Hijito de mi alma, donde quieras que estés, sabé que papá va a estar pensando vos. Te quiero y te extraño mucho.

La educación, la salud y el código civil

Hola hijito, aunque corro el riesgo de que te aburras un poco, hoy te quiero hablar en relación a dos artículos del código civil. El artículo 641 dice que “en caso de cese de convivencia, se presume que los actos realizados por un progenitor cuentan con la conformidad del otro, y el artículo 654 dice que cada progenitor debe informar al otro sobre cuestiones de educación, salud, y otras relativas a la persona y bienes del hijo.”

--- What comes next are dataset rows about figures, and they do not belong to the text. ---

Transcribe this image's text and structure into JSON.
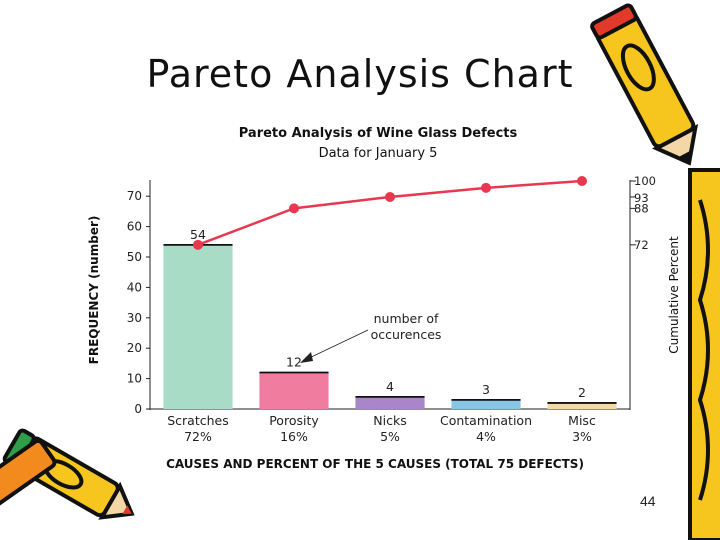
{
  "slide": {
    "title": "Pareto Analysis Chart",
    "page_number": "44"
  },
  "chart_data": {
    "type": "bar",
    "title": "Pareto Analysis of Wine Glass Defects",
    "subtitle": "Data for January 5",
    "categories": [
      "Scratches",
      "Porosity",
      "Nicks",
      "Contamination",
      "Misc"
    ],
    "category_percents": [
      "72%",
      "16%",
      "5%",
      "4%",
      "3%"
    ],
    "values": [
      54,
      12,
      4,
      3,
      2
    ],
    "data_labels": [
      "54",
      "12",
      "4",
      "3",
      "2"
    ],
    "bar_colors": [
      "#a8dcc7",
      "#f07ca0",
      "#a985c9",
      "#89c6e6",
      "#f5d9a4"
    ],
    "cumulative_line": {
      "values": [
        72,
        88,
        93,
        97,
        100
      ],
      "color": "#e8384f"
    },
    "xlabel": "CAUSES AND PERCENT OF THE 5 CAUSES (TOTAL 75 DEFECTS)",
    "ylabel": "FREQUENCY (number)",
    "y2label": "Cumulative Percent",
    "ylim": [
      0,
      75
    ],
    "yticks": [
      "0",
      "10",
      "20",
      "30",
      "40",
      "50",
      "60",
      "70"
    ],
    "y2ticks": [
      "100",
      "93",
      "88",
      "72"
    ],
    "annotation": "number of occurences"
  }
}
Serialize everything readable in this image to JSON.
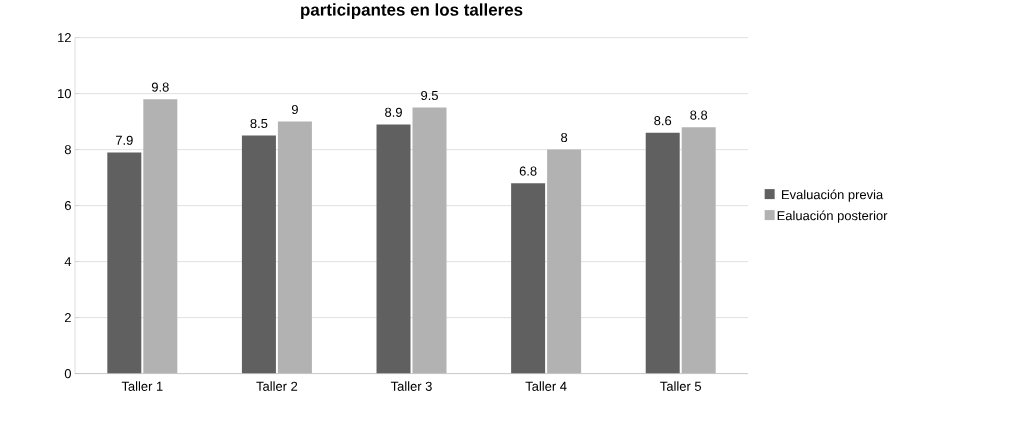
{
  "chart_data": {
    "type": "bar",
    "title": "participantes en los talleres",
    "categories": [
      "Taller 1",
      "Taller 2",
      "Taller 3",
      "Taller 4",
      "Taller 5"
    ],
    "series": [
      {
        "name": "Evaluación previa",
        "color": "#606060",
        "values": [
          7.9,
          8.5,
          8.9,
          6.8,
          8.6
        ]
      },
      {
        "name": "Ealuación posterior",
        "color": "#b2b2b2",
        "values": [
          9.8,
          9,
          9.5,
          8,
          8.8
        ]
      }
    ],
    "ylim": [
      0,
      12
    ],
    "yticks": [
      0,
      2,
      4,
      6,
      8,
      10,
      12
    ],
    "grid": "y",
    "legend": "right",
    "data_labels": true
  }
}
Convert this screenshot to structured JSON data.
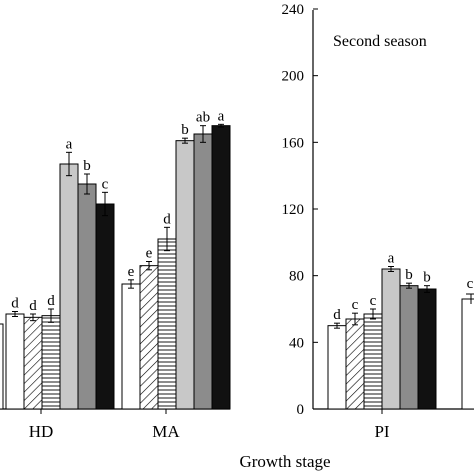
{
  "chart_data": [
    {
      "type": "bar",
      "panel": "first",
      "title": "",
      "xlabel": "Growth stage",
      "ylabel": "",
      "ylim": [
        0,
        240
      ],
      "categories": [
        "HD",
        "MA"
      ],
      "treatments": 6,
      "series_styles": [
        "white",
        "hatch-diag",
        "hatch-horiz",
        "light-gray",
        "mid-gray",
        "black"
      ],
      "values": [
        [
          57,
          55,
          56,
          147,
          135,
          123
        ],
        [
          75,
          86,
          102,
          161,
          165,
          170
        ]
      ],
      "errors": [
        [
          1.5,
          2,
          4,
          7,
          6,
          7
        ],
        [
          2.5,
          2.5,
          7,
          1.5,
          5,
          0.8
        ]
      ],
      "letters": [
        [
          "d",
          "d",
          "d",
          "a",
          "b",
          "c"
        ],
        [
          "e",
          "e",
          "d",
          "b",
          "ab",
          "a"
        ]
      ]
    },
    {
      "type": "bar",
      "panel": "second",
      "title": "Second season",
      "xlabel": "",
      "ylabel": "",
      "ylim": [
        0,
        240
      ],
      "yticks": [
        0,
        40,
        80,
        120,
        160,
        200,
        240
      ],
      "categories": [
        "PI"
      ],
      "values": [
        [
          50,
          54,
          57,
          84,
          74,
          72
        ]
      ],
      "errors": [
        [
          1.5,
          3.5,
          3,
          1.5,
          1.5,
          2
        ]
      ],
      "letters": [
        [
          "d",
          "c",
          "c",
          "a",
          "b",
          "b"
        ]
      ],
      "partial": {
        "value": 66,
        "error": 3,
        "letter": "c"
      }
    }
  ]
}
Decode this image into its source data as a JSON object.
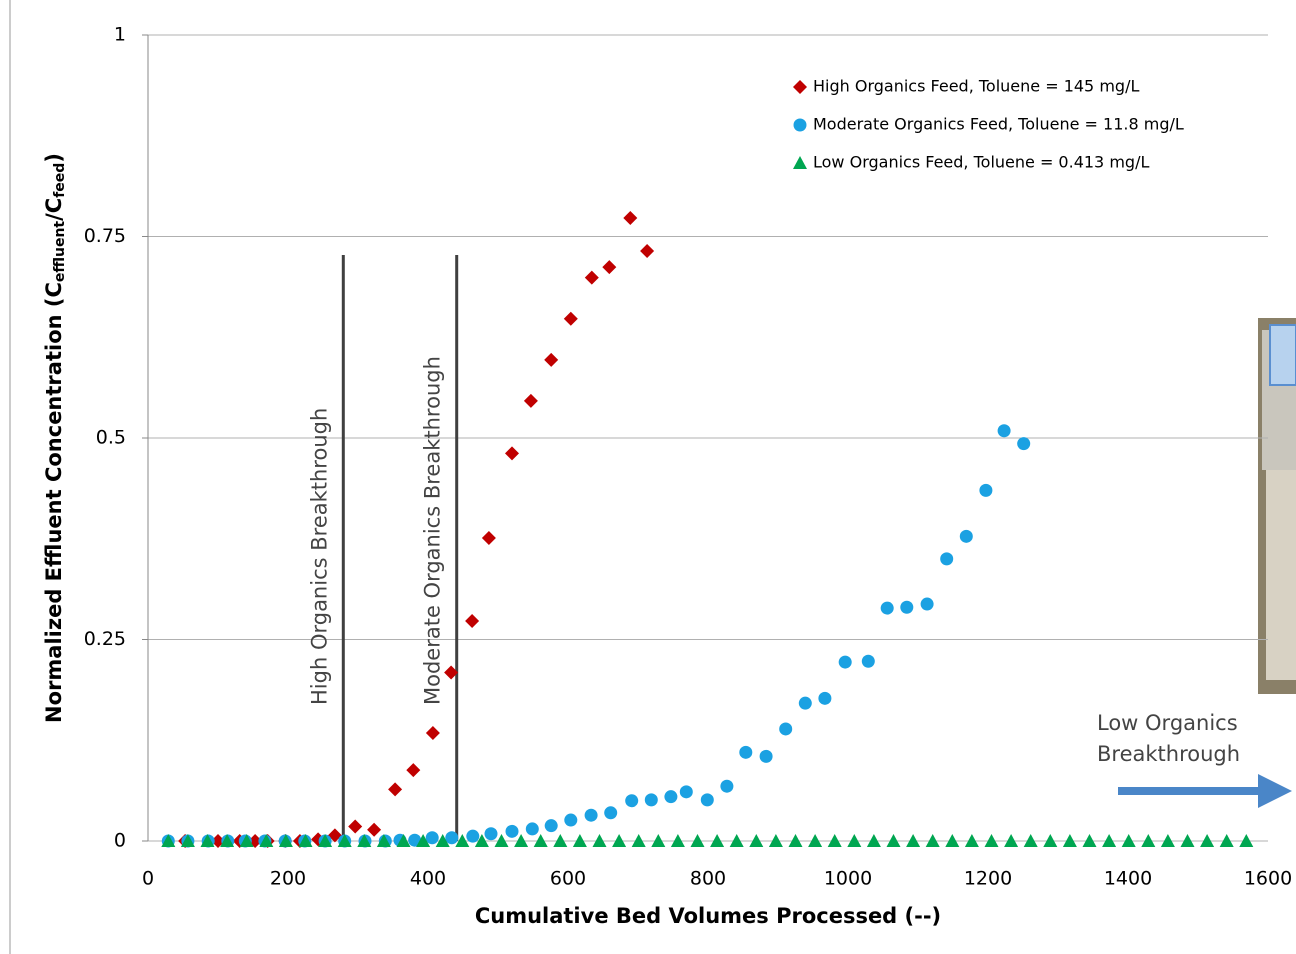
{
  "chart_data": {
    "type": "scatter",
    "x_label": "Cumulative Bed Volumes Processed (--)",
    "y_label_parts": [
      "Normalized Effluent Concentration (C",
      "effluent",
      "/C",
      "feed",
      ")"
    ],
    "xlim": [
      0,
      1600
    ],
    "xticks": [
      0,
      200,
      400,
      600,
      800,
      1000,
      1200,
      1400,
      1600
    ],
    "ylim": [
      0,
      1
    ],
    "yticks": [
      0,
      0.25,
      0.5,
      0.75,
      1
    ],
    "grid": true,
    "series": [
      {
        "name": "High Organics Feed, Toluene = 145 mg/L",
        "color": "#c00000",
        "marker": "diamond",
        "x": [
          53,
          100,
          131,
          153,
          171,
          196,
          217,
          243,
          267,
          296,
          323,
          353,
          379,
          407,
          433,
          463,
          487,
          520,
          547,
          576,
          604,
          634,
          659,
          689,
          713
        ],
        "values": [
          0,
          0,
          0,
          0,
          0,
          0,
          0,
          0.002,
          0.007,
          0.018,
          0.014,
          0.064,
          0.088,
          0.134,
          0.209,
          0.273,
          0.376,
          0.481,
          0.546,
          0.597,
          0.648,
          0.699,
          0.712,
          0.773,
          0.732
        ]
      },
      {
        "name": "Moderate Organics Feed, Toluene = 11.8 mg/L",
        "color": "#1ba1e2",
        "marker": "circle",
        "x": [
          29,
          57,
          86,
          114,
          139,
          167,
          196,
          224,
          253,
          281,
          310,
          339,
          360,
          381,
          406,
          434,
          464,
          490,
          520,
          549,
          576,
          604,
          633,
          661,
          691,
          719,
          747,
          769,
          799,
          827,
          854,
          883,
          911,
          939,
          967,
          996,
          1029,
          1056,
          1084,
          1113,
          1141,
          1169,
          1197,
          1223,
          1251
        ],
        "values": [
          0,
          0,
          0,
          0,
          0,
          0,
          0,
          0,
          0,
          0,
          0,
          0,
          0.001,
          0.001,
          0.004,
          0.004,
          0.006,
          0.009,
          0.012,
          0.015,
          0.019,
          0.026,
          0.032,
          0.035,
          0.05,
          0.051,
          0.055,
          0.061,
          0.051,
          0.068,
          0.11,
          0.105,
          0.139,
          0.171,
          0.177,
          0.222,
          0.223,
          0.289,
          0.29,
          0.294,
          0.35,
          0.378,
          0.435,
          0.509,
          0.493
        ]
      },
      {
        "name": "Low Organics Feed, Toluene = 0.413 mg/L",
        "color": "#00a651",
        "marker": "triangle",
        "x": [
          29,
          57,
          85,
          113,
          141,
          169,
          197,
          225,
          253,
          281,
          309,
          337,
          365,
          393,
          421,
          449,
          477,
          505,
          533,
          561,
          589,
          617,
          645,
          673,
          701,
          729,
          757,
          785,
          813,
          841,
          869,
          897,
          925,
          953,
          981,
          1009,
          1037,
          1065,
          1093,
          1121,
          1149,
          1177,
          1205,
          1233,
          1261,
          1289,
          1317,
          1345,
          1373,
          1401,
          1429,
          1457,
          1485,
          1513,
          1541,
          1569
        ],
        "values": [
          0,
          0,
          0,
          0,
          0,
          0,
          0,
          0,
          0,
          0,
          0,
          0,
          0,
          0,
          0,
          0,
          0,
          0,
          0,
          0,
          0,
          0,
          0,
          0,
          0,
          0,
          0,
          0,
          0,
          0,
          0,
          0,
          0,
          0,
          0,
          0,
          0,
          0,
          0,
          0,
          0,
          0,
          0,
          0,
          0,
          0,
          0,
          0,
          0,
          0,
          0,
          0,
          0,
          0,
          0,
          0
        ]
      }
    ],
    "vlines": [
      {
        "x": 279,
        "ytop": 0.727,
        "label": "High Organics Breakthrough"
      },
      {
        "x": 441,
        "ytop": 0.727,
        "label": "Moderate Organics Breakthrough"
      }
    ],
    "arrow_label": [
      "Low Organics",
      "Breakthrough"
    ]
  }
}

Desde el momento en que me separé de tu mamá nunca más tuve información acerca de tu salud. Nunca me han informado de tus visitas al pediatra, de tus vacunas, de tu alimentación y de nada. Muchas veces me negaron verte aludiendo que te sentías mal, pero nunca me han informado qué te sucedía ni cómo evolucionabas. He mandado varios mails y mensajes a tu mamá preguntando por tu salud, pero nunca jamás fueron respondidos. Inclusive a través de mis abogados he intentado indagar pero ni así me han respondido.

En cuanto a tu escolarización, a mí me hubiera gustado que empieces el jardín a principios de 2017, es decir, al comienzo del ciclo lectivo correspondiente a sala de tres. Se lo hice saber a tu mamá, hice extensiva mi preocupación en el juzgado, e inclusive me ocupé de buscar y averiguar distintas alternativas de escuelas las cuales se las presenté a tu mamá, pero otra vez la respuesta fue la nada absoluta. Finalmente me enteré que empezaste el jardín después de las vacaciones de invierno, en un jardín en el cual nadie me consultó si me gustaba y que, por supuesto, no participé en ninguna entrevista previa de admisión. En estos 6 meses ni tu mamá ni nadie de su familia me han informado sobre tu desempeño en la institución y nunca pude ni siquiera ver tu cuaderno de comunicaciones.

Como podés ver, hijo, saber de vos cada vez se me hace más difícil. No sólo son los temas trascendentales como nuestro vínculo los que son transgredidos, sino que al desmenuzar el código civil puedo encontrar numerosos artículos que son infringidos. ¿Qué es lo que necesita un juez para tomar decisiones que realmente impacten en la vida de un niño? ¿Cuántos artículos del código civil, cuántas veces, y por cuánto tiempo deben ser incumplidos para que algo suceda? Si algún lector conoce la respuesta, por favor avise porque mi hijo y yo estamos esperando ansiosamente el poder reencontrarnos.